Sementara itu, saksi lainnya Ilham mengatakan sosok RM Aryo Maulana Bagus tidak asing baginya. Sebab, terdakwa sering mendatangi Alm Arief Rivai Madawi di Kantor PCM, sebelum adanya proyek Joint Operation pembelian kapal. “Tahu sering beberapa kali ke kantor ketemu pak Arief,” tuturnya.
Untuk diketahui, berdasarkan surat dakwaan JPU Kejari Cilegon, proyek pengadaan kapal tersebut tidak terlaksana alias fiktif. Terdakwa Aryo dinilai menguntungkan diri sendiri, korporasi atau orang lain.
Orang lain tersebut yakni Edi Ariadi sebesar Rp 500 juta dan 1.060 USD, terdakwa Aryo Rp 18,6 miliar, mendiang Direktur Utama PT Pelabuhan Cilegon Mandiri (PCM) Arief Rivai Madawi Rp 4,2 miliar, Akmal Firmansyah Rp70 juta dan 1.920 USD.
Lalu, Aditia Fachrul Rozi Rp100 juta, Muhammad Iqbal Rp20 juta, Ridia Rp10 juta, Antok Subiantoro Rp1.452 USD dan Rifatusauqi Rp50 USD.
“Sehingga merugikan keuangan negara atau perekonomian negara sebanyak Rp 23.668.274.110 atau sekitar jumlah tersebut berdasarkan laporan hasil audit perhitungan kerugian keuangan negara oleh BPKP Perwakilan Provinsi Banten,” kata JPU Kejari Cilegon, Achmad Afriansyah.

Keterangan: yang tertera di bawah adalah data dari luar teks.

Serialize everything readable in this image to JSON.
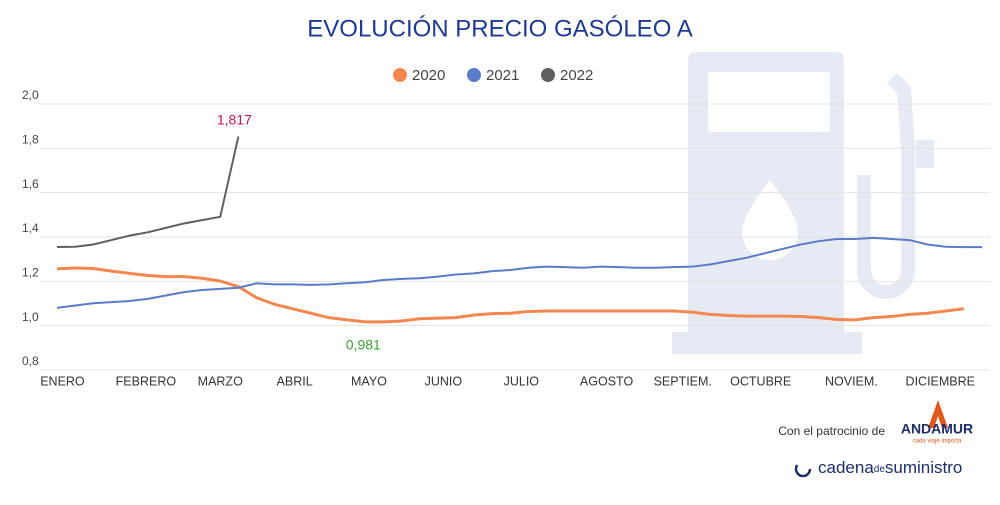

Perbuatan terdakwa Aryo tersebut oleh JPU didakwa melanggar dakwaan primer Pasal 2 ayat (1) jo Pasal 18 UU RI Nomor 31 Tahun 1999 tentang Pemberantasan Tipikor sebagaimana telah diubah dalam UU RI Nomor 20 Tahun 2001 Tentang Pemberantasan Tipikor jo Pasal 55 ayat (1) ke-1 KUHP.
“Subsider Pasal 3 jo Pasal 18 Undang-Undang RI Nomor 20 Tahun 2001 Tentang Perubahan Atas Undang-Undang RI Nomor 31 Tahun 1999 Tentang Pemberantasan Tindak Pidana Korupsi Jo Pasal 55 ayat (1) ke-1 KUHP,” tutur Achmad.